Tessa stayed with Jules for a time, telling him the story he liked best, about how his great-great-great-grandfather Nesbitt, fighting for England in the war against Spain, had saved his company from death by a daring ruse.
“When I grow up, I’m going to be a brave soldier too, Jules told her.
“You don’t have to be a soldier to be brave.”
“Ezra is brave,” he said. “Like Billy.”
Tessa frowned, but said nothing. She hoped she wouldn’t have to dissuade Jules from
tagging after Billy the way Ezra did. She was so tired of shooting and killing. Was there no place in the West where people lived in peace with one another?
Tessa sought out Susan, found her leaving the room where Hank Kilgore lay on the floor. “I think the opium is putting him to sleep,” Susan whispered.

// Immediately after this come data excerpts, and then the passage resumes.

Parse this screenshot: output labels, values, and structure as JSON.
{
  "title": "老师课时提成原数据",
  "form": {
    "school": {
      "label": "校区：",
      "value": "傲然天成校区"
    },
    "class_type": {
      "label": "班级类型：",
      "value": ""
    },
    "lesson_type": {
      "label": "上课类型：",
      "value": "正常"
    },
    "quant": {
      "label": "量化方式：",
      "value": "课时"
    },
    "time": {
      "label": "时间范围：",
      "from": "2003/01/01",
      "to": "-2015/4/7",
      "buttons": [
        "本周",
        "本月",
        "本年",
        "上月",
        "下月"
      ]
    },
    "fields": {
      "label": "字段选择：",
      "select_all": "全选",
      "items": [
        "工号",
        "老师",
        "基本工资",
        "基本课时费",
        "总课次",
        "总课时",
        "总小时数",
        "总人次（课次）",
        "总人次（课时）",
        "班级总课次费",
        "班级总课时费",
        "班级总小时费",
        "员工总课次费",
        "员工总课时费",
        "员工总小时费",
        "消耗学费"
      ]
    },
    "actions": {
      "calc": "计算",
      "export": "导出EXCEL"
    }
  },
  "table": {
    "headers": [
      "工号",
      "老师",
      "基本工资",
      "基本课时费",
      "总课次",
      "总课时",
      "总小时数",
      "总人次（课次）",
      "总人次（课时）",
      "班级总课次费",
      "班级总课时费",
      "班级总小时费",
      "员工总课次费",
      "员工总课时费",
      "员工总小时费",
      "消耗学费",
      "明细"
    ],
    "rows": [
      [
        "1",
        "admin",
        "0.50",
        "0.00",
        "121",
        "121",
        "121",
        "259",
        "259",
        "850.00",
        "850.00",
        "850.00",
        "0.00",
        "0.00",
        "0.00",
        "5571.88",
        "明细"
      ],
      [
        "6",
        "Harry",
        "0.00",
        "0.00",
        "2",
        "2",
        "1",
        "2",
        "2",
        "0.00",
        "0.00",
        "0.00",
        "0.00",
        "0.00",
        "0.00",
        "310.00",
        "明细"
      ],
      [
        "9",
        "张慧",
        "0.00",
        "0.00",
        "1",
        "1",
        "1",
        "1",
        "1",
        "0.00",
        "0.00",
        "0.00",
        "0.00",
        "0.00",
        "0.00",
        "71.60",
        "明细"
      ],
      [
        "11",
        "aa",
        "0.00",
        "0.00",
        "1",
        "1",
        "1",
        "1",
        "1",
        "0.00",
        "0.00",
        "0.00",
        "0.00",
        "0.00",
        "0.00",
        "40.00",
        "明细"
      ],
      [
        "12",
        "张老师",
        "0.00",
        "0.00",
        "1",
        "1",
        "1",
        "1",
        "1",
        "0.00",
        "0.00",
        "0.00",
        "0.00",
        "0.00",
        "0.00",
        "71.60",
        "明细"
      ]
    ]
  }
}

Tessa peered in at him. He looked harmless enough, curled on his side, eyes closed. And Susan was right. They couldn’t have left him in the field, even if she’d known beforehand who he was.
The Ealy’s returned in the early afternoon and the doctor got Hank in a chair to examine his head. “Most likely a brain concussion from the bullet striking against your skull,” he told him. “That’s what knocked you out. You’ll have a headache for a day or two.”